As sure as bloodlust never sleeps, the Sudanese-government-sponsored murder, rape and looting in Darfur is another genocide the West sees fit to tolerate under cover of a semantic smoke screen. That’s the inevitable conclusion of this harrowing first-person doc, which is as brazen in its call for military intervention as it is aesthetically accomplished.

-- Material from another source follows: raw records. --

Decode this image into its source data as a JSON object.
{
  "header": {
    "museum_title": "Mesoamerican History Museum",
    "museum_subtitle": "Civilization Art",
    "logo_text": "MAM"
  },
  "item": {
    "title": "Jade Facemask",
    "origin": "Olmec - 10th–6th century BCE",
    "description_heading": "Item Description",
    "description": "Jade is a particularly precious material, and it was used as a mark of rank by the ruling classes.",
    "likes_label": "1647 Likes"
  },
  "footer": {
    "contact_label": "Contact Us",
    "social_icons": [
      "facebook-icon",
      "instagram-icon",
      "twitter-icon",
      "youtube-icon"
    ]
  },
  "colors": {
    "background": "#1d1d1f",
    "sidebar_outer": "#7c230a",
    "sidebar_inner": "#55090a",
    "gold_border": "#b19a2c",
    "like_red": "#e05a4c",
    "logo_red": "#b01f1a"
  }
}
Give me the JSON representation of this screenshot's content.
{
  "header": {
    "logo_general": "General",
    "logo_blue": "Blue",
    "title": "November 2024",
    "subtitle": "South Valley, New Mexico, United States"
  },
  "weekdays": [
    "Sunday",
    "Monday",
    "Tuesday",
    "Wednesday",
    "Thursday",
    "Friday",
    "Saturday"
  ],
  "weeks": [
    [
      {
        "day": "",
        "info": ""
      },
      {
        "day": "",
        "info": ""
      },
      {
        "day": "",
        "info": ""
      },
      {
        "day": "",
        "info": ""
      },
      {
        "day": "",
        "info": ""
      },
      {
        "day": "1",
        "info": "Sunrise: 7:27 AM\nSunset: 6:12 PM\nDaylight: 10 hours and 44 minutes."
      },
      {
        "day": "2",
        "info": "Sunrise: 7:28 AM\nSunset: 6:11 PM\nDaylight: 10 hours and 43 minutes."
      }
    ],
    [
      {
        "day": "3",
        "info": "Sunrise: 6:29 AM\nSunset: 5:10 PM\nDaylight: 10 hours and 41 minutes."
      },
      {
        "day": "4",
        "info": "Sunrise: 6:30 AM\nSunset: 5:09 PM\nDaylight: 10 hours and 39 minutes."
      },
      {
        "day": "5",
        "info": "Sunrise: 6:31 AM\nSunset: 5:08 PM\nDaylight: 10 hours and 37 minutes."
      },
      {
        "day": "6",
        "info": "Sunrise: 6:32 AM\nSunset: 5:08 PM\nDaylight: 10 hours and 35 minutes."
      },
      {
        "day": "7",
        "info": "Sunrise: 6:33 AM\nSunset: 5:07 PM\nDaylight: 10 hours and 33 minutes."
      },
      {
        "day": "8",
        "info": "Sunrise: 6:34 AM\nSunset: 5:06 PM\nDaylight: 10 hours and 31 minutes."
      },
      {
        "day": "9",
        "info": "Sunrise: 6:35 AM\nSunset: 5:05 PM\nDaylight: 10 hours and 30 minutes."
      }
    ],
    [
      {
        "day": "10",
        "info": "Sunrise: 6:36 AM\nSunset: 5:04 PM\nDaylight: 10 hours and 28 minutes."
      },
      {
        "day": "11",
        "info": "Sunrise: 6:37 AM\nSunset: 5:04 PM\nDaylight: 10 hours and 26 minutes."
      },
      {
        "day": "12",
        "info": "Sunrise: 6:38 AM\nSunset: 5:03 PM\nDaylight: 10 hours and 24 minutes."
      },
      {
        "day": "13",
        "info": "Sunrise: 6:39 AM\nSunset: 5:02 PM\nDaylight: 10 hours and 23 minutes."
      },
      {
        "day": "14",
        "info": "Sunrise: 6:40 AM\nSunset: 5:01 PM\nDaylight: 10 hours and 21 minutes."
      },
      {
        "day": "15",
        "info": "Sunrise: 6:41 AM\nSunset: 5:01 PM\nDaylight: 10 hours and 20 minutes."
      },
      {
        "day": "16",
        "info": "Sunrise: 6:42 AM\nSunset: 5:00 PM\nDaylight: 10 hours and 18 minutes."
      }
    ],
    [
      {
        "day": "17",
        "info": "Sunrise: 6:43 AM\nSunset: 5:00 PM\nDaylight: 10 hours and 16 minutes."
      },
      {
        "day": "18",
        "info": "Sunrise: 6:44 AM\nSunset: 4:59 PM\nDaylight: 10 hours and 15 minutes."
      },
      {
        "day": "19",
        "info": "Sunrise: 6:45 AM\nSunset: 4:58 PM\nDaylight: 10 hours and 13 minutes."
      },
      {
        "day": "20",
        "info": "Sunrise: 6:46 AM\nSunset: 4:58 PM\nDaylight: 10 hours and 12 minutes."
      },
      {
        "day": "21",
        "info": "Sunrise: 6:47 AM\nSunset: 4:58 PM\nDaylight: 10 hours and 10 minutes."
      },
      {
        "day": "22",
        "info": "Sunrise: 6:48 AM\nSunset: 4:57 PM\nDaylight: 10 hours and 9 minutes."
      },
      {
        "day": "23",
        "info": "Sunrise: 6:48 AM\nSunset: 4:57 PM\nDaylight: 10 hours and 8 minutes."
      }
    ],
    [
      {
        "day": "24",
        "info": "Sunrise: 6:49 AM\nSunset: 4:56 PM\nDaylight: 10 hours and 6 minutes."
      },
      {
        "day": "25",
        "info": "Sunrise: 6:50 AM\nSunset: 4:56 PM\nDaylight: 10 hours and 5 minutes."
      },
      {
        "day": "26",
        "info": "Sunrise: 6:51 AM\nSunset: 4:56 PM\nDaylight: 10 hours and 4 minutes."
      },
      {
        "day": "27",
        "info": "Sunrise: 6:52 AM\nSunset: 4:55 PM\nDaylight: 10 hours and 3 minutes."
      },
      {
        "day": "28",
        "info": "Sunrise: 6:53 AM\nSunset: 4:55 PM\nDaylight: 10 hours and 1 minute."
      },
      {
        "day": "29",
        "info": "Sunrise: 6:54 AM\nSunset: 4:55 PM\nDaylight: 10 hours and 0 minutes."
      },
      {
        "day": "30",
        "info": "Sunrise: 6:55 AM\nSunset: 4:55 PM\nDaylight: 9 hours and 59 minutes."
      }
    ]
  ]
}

Filmmakers Anne Sundberg and Ricki Stern hang their exploration/explication of the massacre on the career of 27-year-old Brian Steidle, a puckish, peripatetic ex–U.S. Marine who volunteered as an observer in Darfur for the African Union in 2004. A compulsive shutterbug, Steidle had access to areas of the country off-limits to journalists, and the horrific images he captured there (which recall no less than the hellish tableaux in Cormac McCarthy’s Blood Meridian, right down to all the Janjaweed’s pretty horses) have been met with equal measures of outrage and indifference.
Remarkably, the most potentially problematic aspect of Devil—that it approaches an African crisis from the perspective of a white American protagonist—is its strongest asset. For better and worse, Steidle is an ideal proxy for the film’s target audience: Politically naive and hungry for adventure, he’s accustomed to seeing injustice remedied with a gun.